About Sustainability

Definition of Sustainability

Sustainability is based on a simple principle: Everything that we need for our survival and well-being depends, either directly or indirectly, on our natural environment. To pursue sustainability is to create and maintain the conditions under which humans and nature can exist in productive harmony to support present and future generations.  –Adopted from the US EPA.

Sustainability as defined by the United Nations is meeting the needs of the present without compromising the ability of future generations to meet their own needs.

"We do not inherit the land from our fathers. We borrow it from our children."  -Native American Proverb


The Three Pillars of Sustainability

The 3 Ps (Planet, People, Profit) are the different ways to achieve developing goals that are sustainable.

  • Environmental Sustainability: Preserving nature and the environment through protection and rationing due to their status as renewable sources of resources.  Some forms of environmental sustainability include water conservation, renewable energy sources, innovative construction, and sustainable fashion.
  • Social Sustainability: Pushes for social development and cultural sustainability to achieve quality of life, healthcare, and education.  Gender equality is also a factor that contributes to social sustainability actions in the future.
  • Economic Sustainability: Sustainability's need for economic growth produces equal wealth while still protecting the environment.  This pillar also includes activities such as agriculture, green tourism, industry, and green IT.


Compelling Numbers and Facts

Global warming is mainly the result of CO2 levels rising in the Earth’s atmosphere, currently at 400 ppm. Both atmospheric CO2 and climate change are accelerating. 

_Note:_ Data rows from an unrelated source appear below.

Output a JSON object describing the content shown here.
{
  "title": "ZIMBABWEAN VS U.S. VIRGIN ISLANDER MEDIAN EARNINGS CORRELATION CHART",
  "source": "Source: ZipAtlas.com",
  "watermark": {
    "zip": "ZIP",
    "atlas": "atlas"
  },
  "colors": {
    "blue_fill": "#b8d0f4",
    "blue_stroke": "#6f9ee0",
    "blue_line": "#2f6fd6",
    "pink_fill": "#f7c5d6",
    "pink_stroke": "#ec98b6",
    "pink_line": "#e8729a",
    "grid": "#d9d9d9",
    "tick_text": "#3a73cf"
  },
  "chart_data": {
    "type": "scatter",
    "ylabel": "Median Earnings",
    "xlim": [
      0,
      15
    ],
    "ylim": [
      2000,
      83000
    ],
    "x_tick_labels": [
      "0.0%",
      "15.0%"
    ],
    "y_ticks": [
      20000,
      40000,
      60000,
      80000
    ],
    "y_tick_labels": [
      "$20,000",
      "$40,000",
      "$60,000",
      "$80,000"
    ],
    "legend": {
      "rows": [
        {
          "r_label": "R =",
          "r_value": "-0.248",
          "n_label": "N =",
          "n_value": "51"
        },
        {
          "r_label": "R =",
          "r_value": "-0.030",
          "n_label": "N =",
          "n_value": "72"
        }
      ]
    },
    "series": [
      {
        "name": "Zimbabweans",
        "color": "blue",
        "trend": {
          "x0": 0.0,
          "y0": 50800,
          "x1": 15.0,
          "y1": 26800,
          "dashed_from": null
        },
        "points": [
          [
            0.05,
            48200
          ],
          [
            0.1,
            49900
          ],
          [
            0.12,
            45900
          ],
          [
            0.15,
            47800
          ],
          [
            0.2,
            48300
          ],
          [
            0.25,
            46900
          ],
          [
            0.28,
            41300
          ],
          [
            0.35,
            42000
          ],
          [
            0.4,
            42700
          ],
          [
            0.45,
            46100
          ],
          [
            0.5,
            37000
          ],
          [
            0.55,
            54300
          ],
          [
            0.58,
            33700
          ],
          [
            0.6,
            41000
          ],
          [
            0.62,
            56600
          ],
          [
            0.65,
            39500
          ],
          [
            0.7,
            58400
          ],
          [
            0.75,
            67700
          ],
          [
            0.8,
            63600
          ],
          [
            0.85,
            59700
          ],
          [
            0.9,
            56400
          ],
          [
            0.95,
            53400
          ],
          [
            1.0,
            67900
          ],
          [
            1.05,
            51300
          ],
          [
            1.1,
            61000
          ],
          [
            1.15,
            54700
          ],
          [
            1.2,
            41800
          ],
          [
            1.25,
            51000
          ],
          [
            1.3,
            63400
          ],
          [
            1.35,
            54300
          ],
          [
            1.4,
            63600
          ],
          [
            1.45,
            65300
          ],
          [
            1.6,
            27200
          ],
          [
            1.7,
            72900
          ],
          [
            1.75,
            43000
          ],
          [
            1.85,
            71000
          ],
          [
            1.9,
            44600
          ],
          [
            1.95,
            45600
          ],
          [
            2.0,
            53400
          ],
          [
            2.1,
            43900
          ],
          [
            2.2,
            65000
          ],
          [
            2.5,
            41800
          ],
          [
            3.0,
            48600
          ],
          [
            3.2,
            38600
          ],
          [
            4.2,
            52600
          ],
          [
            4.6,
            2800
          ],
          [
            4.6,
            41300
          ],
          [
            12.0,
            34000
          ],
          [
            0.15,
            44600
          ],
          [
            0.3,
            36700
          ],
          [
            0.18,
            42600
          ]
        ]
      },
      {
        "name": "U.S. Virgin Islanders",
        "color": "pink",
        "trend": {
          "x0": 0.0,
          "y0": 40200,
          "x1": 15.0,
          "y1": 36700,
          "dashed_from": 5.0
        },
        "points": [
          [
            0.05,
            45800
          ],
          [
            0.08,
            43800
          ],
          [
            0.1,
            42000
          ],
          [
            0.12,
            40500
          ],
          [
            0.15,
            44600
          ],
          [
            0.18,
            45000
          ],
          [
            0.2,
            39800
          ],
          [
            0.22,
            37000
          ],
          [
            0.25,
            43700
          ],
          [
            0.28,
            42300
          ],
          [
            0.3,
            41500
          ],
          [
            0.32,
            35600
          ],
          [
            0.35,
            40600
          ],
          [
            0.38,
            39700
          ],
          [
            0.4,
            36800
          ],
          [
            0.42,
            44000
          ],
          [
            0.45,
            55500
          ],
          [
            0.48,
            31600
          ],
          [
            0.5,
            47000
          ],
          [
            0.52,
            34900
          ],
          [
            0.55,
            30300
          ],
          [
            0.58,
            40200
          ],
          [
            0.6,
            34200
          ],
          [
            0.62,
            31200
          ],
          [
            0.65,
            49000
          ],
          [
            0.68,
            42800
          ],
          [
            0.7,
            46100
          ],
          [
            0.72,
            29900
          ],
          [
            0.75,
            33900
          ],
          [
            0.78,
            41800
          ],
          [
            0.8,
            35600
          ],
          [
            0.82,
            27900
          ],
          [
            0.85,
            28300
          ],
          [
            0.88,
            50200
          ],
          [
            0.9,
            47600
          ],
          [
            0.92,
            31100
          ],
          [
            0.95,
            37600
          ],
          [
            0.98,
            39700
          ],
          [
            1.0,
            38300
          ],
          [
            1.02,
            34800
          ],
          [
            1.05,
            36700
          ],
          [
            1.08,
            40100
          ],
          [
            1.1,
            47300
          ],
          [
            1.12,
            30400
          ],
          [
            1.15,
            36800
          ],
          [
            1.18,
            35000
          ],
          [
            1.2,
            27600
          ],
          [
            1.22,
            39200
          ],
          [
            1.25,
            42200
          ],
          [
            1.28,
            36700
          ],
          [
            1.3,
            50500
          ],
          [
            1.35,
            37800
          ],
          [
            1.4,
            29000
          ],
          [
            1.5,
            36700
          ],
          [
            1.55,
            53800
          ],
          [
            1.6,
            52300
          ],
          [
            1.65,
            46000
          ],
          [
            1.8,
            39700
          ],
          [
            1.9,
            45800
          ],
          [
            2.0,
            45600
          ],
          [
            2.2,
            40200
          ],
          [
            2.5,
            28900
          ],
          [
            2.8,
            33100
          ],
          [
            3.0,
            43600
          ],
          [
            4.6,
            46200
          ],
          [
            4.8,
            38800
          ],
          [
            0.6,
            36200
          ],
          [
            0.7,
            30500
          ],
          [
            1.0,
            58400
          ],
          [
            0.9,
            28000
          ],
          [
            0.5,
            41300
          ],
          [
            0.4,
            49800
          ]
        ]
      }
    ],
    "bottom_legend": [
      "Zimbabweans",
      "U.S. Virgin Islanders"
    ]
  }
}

  • Climate change affects the social and environmental determinants of health, i.e., clean air, safe drinking water, sufficient food, and secure shelter.
  • The US generates 292.4 million tons of municipal solid waste and recycles 69 million tons, a little under 24%. (EPA)
  • The hole in the Earth's ozone layer, which was a source of global concern during the 1980s, is on track to repair itself following the banning of CFCs and other ozone-depleting gases under the Montreal Protocol.  It is expected to fully heal between 2040 and 2070. (Britannica)
  • Livestock and fisheries (31%) are the largest contributors to food emissions.  Crop production, including the growing of animal feed, contributes a further 27%.  (OWID) 
  • One million species of plants and animals are currently at risk of extinction, including many well-known species that could be extinct before 2050. There are already at least 20% fewer native land species than there were in 1900. (IPBES)
  • There are currently around 416.45 PPM (parts per million) of carbon dioxide in the earth's atmosphere. Carbon Dioxide is responsible for around two-thirds of the total effects of climate change. (The Roundup)
  • Despite advances in clean and renewable energy sources, 83% of global energy still comes from fossil fuels. (The World Counts)
  • Over 685 universities across America, including UNCP, have agreed to work towards carbon neutrality and publicly signed the Presidents’ Climate Commitment.